Après plus de 18 ans de tensions violentes (et plusieurs décennies de procédures), la justice indienne est arrivée à un verdict sur le conflit d'Ayodhyā, qui va diviser la zone en trois, deux pour deux groupes d'Hindous, une pour les Musulmans.
La petite ville d'Ayodhyā, la "Cité Invincible" en sanskrit, dans l'Uttar Pradesh, est l'un des principaux sites sacrés des Hindous puisqu'il s'agirait de l'antique cité royale du héros divin Rāma (aussi appelé simplement "Shri Ram" ou "Seigneur Ram", 7e Avatār de Viṣṇu, héros de l'épopée le Rāmāyaṇa). Les Hindous ont pu dire que Rāma était adoré sur le site depuis l'Antiquité et qu'il y avait un temple sur son lieu de naissance, le Ram Janmabhoomi (les archéologues semblent bien avoir confirmé qu'il ne s'agissait pas d'une légende ou reconstruction traditionnelle).
Mais le conflit naît à la conquête musulmane. En 1527, le Sultant moghol Babur (1483—1531) a vaincu les seigneurs hindous sur place et il fait construire la Babri Masjid, la Mosquée de Babur aussi appelée la Masjid-i Janmasthan (Mosquée du Lieu de Naissance) sur le site de l'ancien Ram Janmabhoomi.
Mais curieusement, les données historiques deviennent contradictoires et il semblerait que malgré les persécutions de certains Sultans, les Hindous aient pu continuer au fil des siècles à adorer Rāma sur le site des Collines de Ramkot, malgré la Mosquée de Babur.
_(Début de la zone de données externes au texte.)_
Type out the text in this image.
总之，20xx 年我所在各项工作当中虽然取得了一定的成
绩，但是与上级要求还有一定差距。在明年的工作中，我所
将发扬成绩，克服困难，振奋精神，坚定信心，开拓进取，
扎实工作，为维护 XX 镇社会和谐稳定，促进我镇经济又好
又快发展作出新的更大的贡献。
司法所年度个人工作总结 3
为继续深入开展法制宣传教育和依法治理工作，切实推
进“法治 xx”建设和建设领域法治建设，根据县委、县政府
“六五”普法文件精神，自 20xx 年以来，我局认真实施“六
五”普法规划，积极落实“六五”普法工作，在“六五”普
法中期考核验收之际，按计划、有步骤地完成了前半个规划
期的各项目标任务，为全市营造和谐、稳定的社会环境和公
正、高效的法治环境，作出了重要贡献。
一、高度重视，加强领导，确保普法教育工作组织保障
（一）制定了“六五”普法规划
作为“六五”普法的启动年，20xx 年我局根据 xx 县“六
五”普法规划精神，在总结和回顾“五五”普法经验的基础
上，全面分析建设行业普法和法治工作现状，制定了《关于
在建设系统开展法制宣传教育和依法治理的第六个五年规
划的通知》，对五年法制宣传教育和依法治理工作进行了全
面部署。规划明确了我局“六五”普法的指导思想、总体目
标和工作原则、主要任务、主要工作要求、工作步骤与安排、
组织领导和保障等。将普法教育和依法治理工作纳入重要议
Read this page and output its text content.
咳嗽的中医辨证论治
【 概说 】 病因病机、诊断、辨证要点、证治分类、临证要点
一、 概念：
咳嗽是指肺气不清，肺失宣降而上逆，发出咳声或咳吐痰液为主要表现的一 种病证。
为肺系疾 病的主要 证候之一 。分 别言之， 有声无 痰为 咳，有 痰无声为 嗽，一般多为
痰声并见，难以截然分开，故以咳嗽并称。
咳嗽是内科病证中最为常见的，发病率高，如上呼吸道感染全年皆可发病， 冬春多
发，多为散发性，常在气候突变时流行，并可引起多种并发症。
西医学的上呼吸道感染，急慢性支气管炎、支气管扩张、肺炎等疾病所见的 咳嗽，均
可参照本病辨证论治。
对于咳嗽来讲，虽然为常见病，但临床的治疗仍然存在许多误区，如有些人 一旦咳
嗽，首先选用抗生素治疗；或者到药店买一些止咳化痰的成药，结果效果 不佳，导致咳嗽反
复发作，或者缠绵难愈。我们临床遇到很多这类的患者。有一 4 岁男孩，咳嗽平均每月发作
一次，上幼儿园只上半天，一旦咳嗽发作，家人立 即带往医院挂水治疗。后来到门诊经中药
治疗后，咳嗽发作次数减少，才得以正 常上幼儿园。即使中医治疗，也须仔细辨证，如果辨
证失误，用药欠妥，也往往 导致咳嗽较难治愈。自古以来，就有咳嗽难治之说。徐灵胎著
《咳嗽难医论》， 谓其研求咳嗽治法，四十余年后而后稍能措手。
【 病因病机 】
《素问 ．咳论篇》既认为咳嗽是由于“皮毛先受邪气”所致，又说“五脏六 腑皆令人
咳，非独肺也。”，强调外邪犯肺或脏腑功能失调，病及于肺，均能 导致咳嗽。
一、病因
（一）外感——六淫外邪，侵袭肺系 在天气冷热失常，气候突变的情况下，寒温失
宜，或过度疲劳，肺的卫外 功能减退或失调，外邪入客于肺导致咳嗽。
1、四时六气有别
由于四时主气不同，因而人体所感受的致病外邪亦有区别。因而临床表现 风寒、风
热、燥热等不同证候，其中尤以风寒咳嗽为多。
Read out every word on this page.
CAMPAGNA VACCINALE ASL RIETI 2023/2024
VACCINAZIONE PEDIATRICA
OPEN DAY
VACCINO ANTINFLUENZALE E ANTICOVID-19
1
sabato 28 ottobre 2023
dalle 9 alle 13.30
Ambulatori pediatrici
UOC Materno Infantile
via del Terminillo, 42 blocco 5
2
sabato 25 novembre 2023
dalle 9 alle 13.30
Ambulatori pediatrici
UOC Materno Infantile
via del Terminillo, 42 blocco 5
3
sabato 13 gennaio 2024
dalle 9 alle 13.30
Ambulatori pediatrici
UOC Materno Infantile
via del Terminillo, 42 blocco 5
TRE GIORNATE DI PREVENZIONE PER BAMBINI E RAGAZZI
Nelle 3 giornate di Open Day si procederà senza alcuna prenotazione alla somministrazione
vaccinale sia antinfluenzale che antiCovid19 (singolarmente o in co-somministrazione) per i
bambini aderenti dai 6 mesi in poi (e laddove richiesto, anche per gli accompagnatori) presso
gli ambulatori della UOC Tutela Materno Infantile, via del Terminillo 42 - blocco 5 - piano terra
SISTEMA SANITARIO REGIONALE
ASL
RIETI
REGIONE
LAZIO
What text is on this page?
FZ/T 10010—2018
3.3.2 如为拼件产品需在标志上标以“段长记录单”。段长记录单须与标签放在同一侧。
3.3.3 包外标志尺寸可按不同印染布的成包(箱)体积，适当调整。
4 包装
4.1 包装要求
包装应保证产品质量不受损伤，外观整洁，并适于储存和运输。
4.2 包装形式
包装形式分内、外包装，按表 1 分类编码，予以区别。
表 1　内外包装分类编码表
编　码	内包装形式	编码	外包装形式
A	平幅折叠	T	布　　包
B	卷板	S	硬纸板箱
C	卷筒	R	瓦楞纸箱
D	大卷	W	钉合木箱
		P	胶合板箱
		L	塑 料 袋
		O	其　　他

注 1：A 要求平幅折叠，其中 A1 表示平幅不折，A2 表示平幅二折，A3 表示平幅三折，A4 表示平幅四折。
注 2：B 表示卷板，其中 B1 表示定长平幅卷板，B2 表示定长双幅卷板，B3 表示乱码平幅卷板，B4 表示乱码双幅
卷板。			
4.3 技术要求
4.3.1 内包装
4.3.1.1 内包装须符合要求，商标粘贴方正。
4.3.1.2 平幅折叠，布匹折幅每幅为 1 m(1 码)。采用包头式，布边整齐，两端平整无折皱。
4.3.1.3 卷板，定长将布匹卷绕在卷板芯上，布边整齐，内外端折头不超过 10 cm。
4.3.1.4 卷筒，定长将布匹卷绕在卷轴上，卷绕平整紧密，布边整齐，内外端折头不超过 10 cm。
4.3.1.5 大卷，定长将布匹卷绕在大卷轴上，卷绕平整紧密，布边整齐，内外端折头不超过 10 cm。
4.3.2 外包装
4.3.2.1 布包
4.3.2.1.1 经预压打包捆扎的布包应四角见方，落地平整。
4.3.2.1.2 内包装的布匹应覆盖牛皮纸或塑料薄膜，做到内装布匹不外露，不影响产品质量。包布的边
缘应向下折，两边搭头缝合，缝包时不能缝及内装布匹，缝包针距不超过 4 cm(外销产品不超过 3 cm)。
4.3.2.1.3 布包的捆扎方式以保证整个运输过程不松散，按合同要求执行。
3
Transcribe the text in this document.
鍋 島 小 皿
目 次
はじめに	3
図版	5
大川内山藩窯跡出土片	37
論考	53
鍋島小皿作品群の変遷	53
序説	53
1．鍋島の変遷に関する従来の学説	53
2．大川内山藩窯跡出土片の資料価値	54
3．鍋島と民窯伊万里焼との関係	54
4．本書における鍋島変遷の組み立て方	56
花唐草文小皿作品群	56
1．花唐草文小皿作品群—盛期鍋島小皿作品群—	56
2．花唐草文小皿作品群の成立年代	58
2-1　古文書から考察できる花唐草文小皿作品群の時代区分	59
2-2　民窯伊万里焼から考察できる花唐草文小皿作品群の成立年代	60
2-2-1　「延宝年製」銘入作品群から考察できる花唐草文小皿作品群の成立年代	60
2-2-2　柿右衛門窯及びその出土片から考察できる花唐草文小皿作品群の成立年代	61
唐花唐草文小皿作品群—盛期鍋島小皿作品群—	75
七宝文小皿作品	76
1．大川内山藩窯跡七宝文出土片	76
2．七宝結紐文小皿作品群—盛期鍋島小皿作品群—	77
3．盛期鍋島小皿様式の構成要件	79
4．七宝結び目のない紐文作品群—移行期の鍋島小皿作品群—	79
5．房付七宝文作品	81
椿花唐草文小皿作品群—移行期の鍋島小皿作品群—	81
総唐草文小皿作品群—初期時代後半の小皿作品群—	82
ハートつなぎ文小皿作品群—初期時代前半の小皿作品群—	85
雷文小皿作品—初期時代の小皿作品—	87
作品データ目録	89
Au XIXe siècle, les Britanniques avaient déjà divisé les cours du Temple/Mosquée en une partie intérieure pour les Musulmans et une cour extérieure pour les Hindous.
A partir de l'indépendance de l'Inde en 1948, les Hindous ont aussitôt pu réclamer plus ouvertement le site. Ils ont commencé à installer de facto un nouveau temple en fermant la Mosquée et en dressant de nouvelles Idoles du dieu Rāma (la ville ayant une large majorité d'Hindous). Le Premier ministre Nehru tenta de faire retirer les idoles mais les autorités locales refusèrent. Des associations musulmanes tentent dès les années 1960 de restaurer l'usage du culte musulman dans l'ancienne Mosquée.
En 1992, la crise éclate quand les militants des Partis nationalistes hindous comme le B.J.P. mais aussi le Viśva Hindu Pariṣad (V.H.P. dont le projet du temple de Rama est l'un des articles fondateurs) et les shivaïstes d'extrême droite du Shiv Senā, viennent finalement détruire la Mosquée de Babur pour restaurer le Temple.
Ce n'est en fait pas vraiment à Ayodhyā qu'il y aura le plus de victimes mais plutôt dans le reste de l'Inde quand la nouvelle commence à créer des émeutes, manifestations et contre-manifestations entre les Musulmans et les Hindous (plusieurs centaines de morts). Des Musulmans mettent le feu à un train qui ramenait des militants ayant participé à la destruction de la Mosquée et cela entraîne un cycle de représailles.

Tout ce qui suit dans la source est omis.